Went into work at 1:30 yesterday morning because a major provider was moving to a new satellite -- well, moving a satellite right on top of the one they'd been using, with the antennas tilted about 25 degrees to, it is hoped, reduce signal fading due to rain.
With a lot of end-users, hundreds of us, the process was managed with a phone bridge, largely one-way, and quickly developed into a bit of a goat-rope, with all us users on standby while the provide checked different uplink sites and gain modes for the satellite transponders and, finally, had us push the button at our downlinks.
That's when the wheels fell off. Not for me, I was lucky and despite my dire forebodings about spending hours inside the central drum of a six-meter earth station with wrenches and a crowbar, it all worked out okay. Not so much for some of the others; a few found the feed assembly in their dishes had turned the wrong way! Many discovered that when they followed the instruction, "make sure the emergency stop button at the dish is released," they had instead engaged the emergency stop, preventing all dish motion. Wires and waveguides tore loose at other sites and even with talkback carefully controlled, it was apparent that some people were in for a very long night.
As things wound down, we had to call another number to report signal strength and fade margin. The same number the worse-off were calling for detailed technical support. Of course the people on the phone bridge assured us that the two sets of calls were sorted right out and "plenty of techs are available." Yeah -- so many that on my first call, after a half-hour of music on hold, the fancy VOIP phone system at work dropped the call! My next call in was answered after a mere twenty minutes.
But I shouldn't complain. It could have been worse. And I was home in time for a nice breakfast at Taste!
Yes, that's a filet, under a fried egg, on top of new potatoes and Spring vegetables.
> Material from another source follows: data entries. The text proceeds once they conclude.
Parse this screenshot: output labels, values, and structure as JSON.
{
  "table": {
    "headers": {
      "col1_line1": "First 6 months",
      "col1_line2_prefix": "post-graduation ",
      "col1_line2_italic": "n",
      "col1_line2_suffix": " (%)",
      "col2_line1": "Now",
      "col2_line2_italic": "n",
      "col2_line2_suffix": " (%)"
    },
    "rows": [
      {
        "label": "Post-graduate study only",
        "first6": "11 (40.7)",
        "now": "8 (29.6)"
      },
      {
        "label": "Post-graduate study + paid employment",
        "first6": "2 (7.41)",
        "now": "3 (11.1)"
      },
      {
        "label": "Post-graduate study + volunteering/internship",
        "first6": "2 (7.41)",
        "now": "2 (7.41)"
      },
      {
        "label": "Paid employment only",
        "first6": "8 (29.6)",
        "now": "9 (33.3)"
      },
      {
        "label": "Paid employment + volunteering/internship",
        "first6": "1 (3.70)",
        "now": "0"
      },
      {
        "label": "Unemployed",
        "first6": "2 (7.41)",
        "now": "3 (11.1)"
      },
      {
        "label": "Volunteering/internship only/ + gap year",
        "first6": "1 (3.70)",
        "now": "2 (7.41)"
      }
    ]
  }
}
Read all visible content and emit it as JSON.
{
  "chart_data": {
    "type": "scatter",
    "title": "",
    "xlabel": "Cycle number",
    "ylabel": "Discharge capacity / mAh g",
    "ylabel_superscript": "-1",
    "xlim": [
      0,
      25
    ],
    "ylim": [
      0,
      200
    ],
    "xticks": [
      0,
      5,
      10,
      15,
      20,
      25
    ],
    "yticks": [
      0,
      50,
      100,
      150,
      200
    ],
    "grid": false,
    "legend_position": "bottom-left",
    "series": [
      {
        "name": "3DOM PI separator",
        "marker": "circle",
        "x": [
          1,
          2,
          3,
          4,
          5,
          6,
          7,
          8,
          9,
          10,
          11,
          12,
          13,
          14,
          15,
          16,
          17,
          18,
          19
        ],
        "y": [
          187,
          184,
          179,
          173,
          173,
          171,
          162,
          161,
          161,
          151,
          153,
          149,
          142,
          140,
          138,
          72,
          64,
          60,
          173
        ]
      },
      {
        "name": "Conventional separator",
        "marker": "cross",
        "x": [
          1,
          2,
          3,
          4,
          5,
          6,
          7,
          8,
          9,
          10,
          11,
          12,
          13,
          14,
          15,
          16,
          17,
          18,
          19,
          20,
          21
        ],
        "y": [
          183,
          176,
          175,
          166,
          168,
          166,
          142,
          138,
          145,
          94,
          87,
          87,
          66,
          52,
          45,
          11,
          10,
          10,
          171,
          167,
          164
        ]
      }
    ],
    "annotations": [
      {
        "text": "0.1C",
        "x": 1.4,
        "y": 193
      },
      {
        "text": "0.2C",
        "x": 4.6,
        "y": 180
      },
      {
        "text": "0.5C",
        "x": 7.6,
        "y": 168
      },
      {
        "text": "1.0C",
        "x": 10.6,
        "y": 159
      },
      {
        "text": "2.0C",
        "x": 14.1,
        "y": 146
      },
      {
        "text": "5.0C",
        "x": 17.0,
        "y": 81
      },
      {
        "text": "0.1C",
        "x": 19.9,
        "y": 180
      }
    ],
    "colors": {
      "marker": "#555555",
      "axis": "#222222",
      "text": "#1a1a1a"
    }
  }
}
With some outstanding gravy. That makes up for a little of the lost sleep.
Update
3 days ago
5 comments:
I don't miss the late night/early morning system upgrades. It seemed like I always caught the midnight to 4 AM shift.
Glad things went well.
I can appreciate the plight of those were supposed to do X and instead did "not X." Because the folks that activated the emergency stop button were probably not the same folks who were diagnosing "why won't this "f#@&ing thing move?"
Between this and the FCC audit the other day, I have to believe (your war stories not withstanding) that you work for an organization that mostly has its act together. Or maybe you just make them look good.
Yeah, glad I'm not doing that anymore either!
Enjoy that egg now, the media is currently feeding the GREAT EGG SHORTAGE OF 2015. It will soon cost more than the filet! Of course, if you really want some eggs, just let me know, our chickens seem to be doing fine.
Kerry
Seems unfortunate that there isn't an internationally-linked electronic network of tubes through which those signal reports could have been made, and an instantaneous reply returned.,,
Heh. In a rocket-propelled age, we're still a-horse. And darned grateful it's not shank's mare, too.